When we talk about a post-work society we usually have in mind the problem of adults--how they will get money to live, and what they will do with their time.
We never "think of the children."
By this I mean that we rarely give much consideration to the fact that our ideas about education are almost entirely oriented to the demands of work as we know it.
A principal reason why schools exist is to "babysit" the young so that their parents can, in a world where home and workplace were separated in a way they had not been in the pre-modern world of the peasant and artisan, go work for a paycheck.
Moreover, those schools are organized in the expectation that the students will one day go to work themselves, on very particular terms. Consider the classical image of modern education, with its bells and rows and ditto sheets and the rest. In ways even more fundamental to the curriculum than the strictly defined academics (especially beyond the rather minimal literacy and numeracy required) there is a training in deference to authority figures placed on them by a bureaucratic organization whose heads are remote; attentiveness to time generally and punctuality in reporting to work specifically; uncritical acceptance of assigned physical placement and diligent performance of assigned, repetitive, often arduous tasks with no intrinsic interest to the person performing them; the tolerance of silence and tedium and delay of the meeting of one's physical needs (eating, the use of the bathroom) to allotted times to avoid disruption to the working process; and the identification of self with "boss" and "workplace."
And students are enjoined to strain themselves to the utmost to get good grades, etc. precisely because this is supposed to be their best chance of securing a better lot in the work force later in life, determining whether or not they end up working-class laborers or middle-class professionals and managers (with, perhaps, a shot at something more).
But what about when all that stops being relevant?

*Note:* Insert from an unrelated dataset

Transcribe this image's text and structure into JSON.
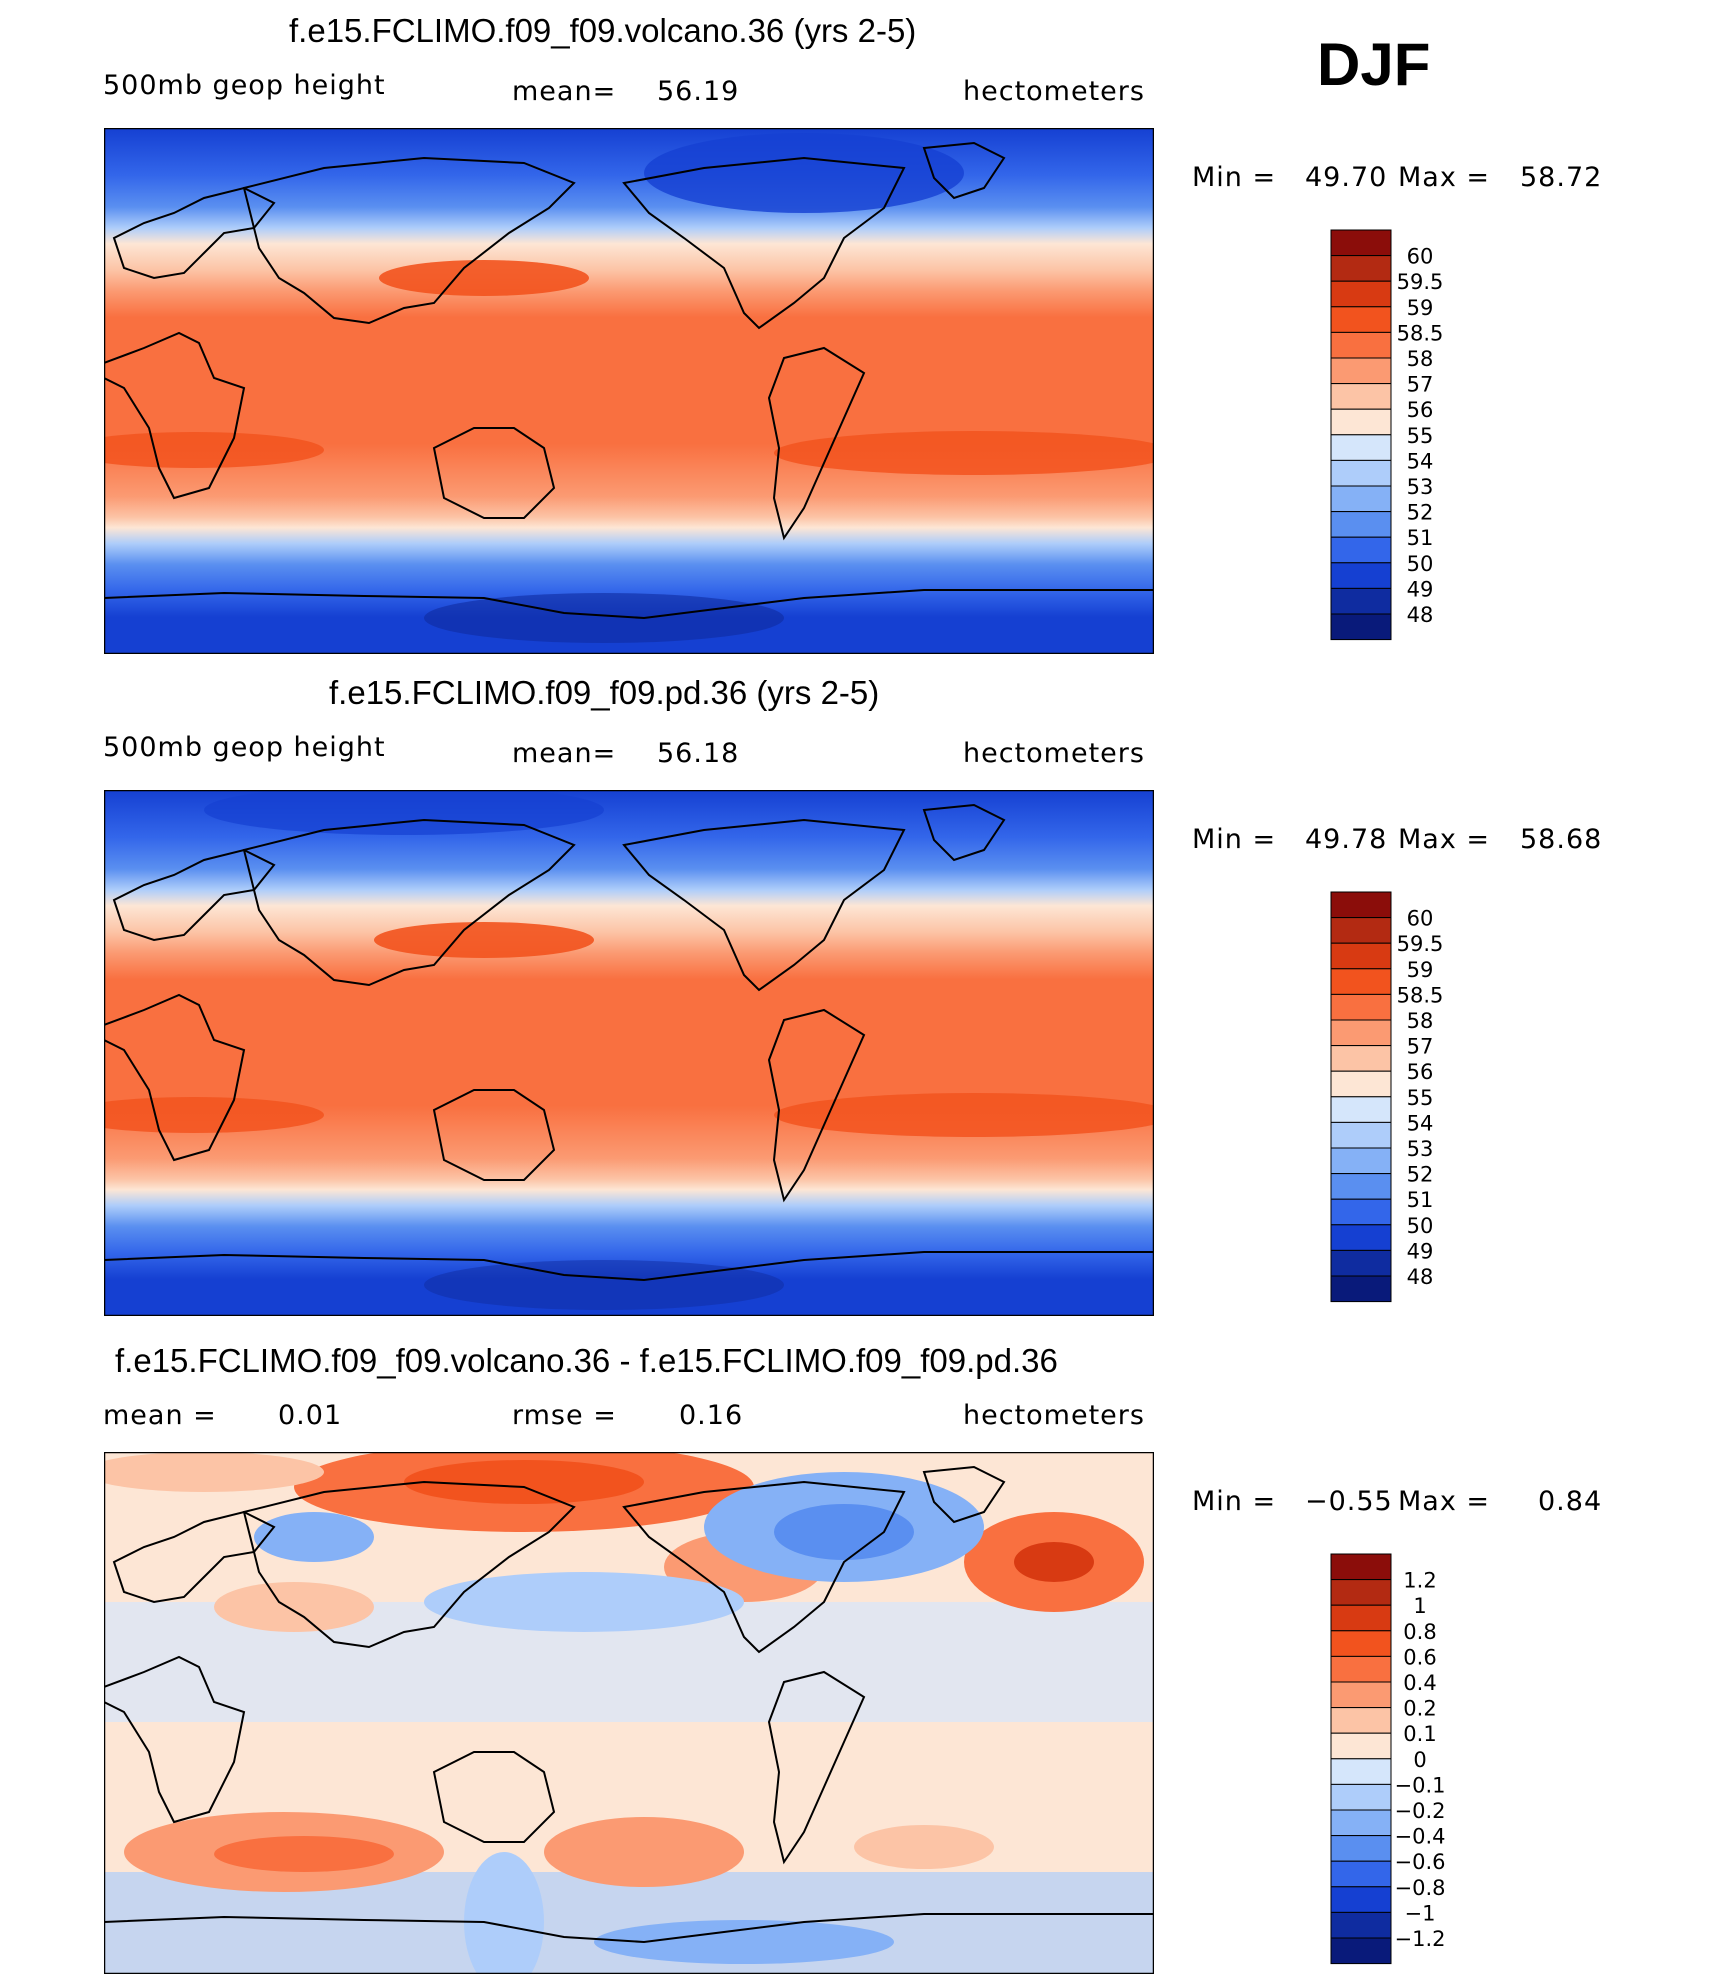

When the parents no longer need the kids babysat while they are at work, and an upbringing centered on training to work in a nineteenth century mill, or competing in the "Rat Race," ceases to be justifiable? It would seem logical that the way we educate the young would change with this.
Of course, so far I have talked about what we will need less of in our educations--and not what we will need more of, which is a harder thing to guess at, given the uncertainties about how such a society will be arranged. One should also acknowledge that education is an area where people tend to be extremely conservative, sticking with what they think is tried and true rather than rationally adapting education to current needs (hence, that nineteenth century mill worker-training in the twenty-first century; and one might add, the endurance of "Classical education" at the level of the ultra-privileged, long after it ceased to make any sort of practical sense), with all it implies for the likely slowness of change.
Still, it does seem easy to imagine that, especially in light of the technological changes we have already seen, and which will be much more advanced in a post-work society (otherwise we would never have achieved one), it is plausible that we will see school continue its shift from centralized physical locations, away toward remote learning at home, especially with parents more likely to be there. We may see at least a partial increase in the automation of teaching, while parents also become more involved, possibly making for much more individualized instruction.
One result is that we could see students acquiring knowledge and skills much more quickly. We might see this as enabling them to learn more--or be content with having simply imparted a "required" amount of academic training in less time, with pushing the learning effort beyond the point of diminishing returns having, again, lost its justification. Indeed, it is plausible that rather than everyone having to grind in the same way as hard as they can for as long as they can (longer, in fact, as they burn themselves out) as in today's often mindless scramble after "success" we might see educational choices become more personalized, fitted to the potentials--and limitations--of the individual, and in the process not only produce a freer, healthier, happier generation, but one that might even be better-educated at the irreducible skill level for all the reasons discussed here, not least that they would have experienced education as something other than the grueling, discouraging thing that is the experience of so many today.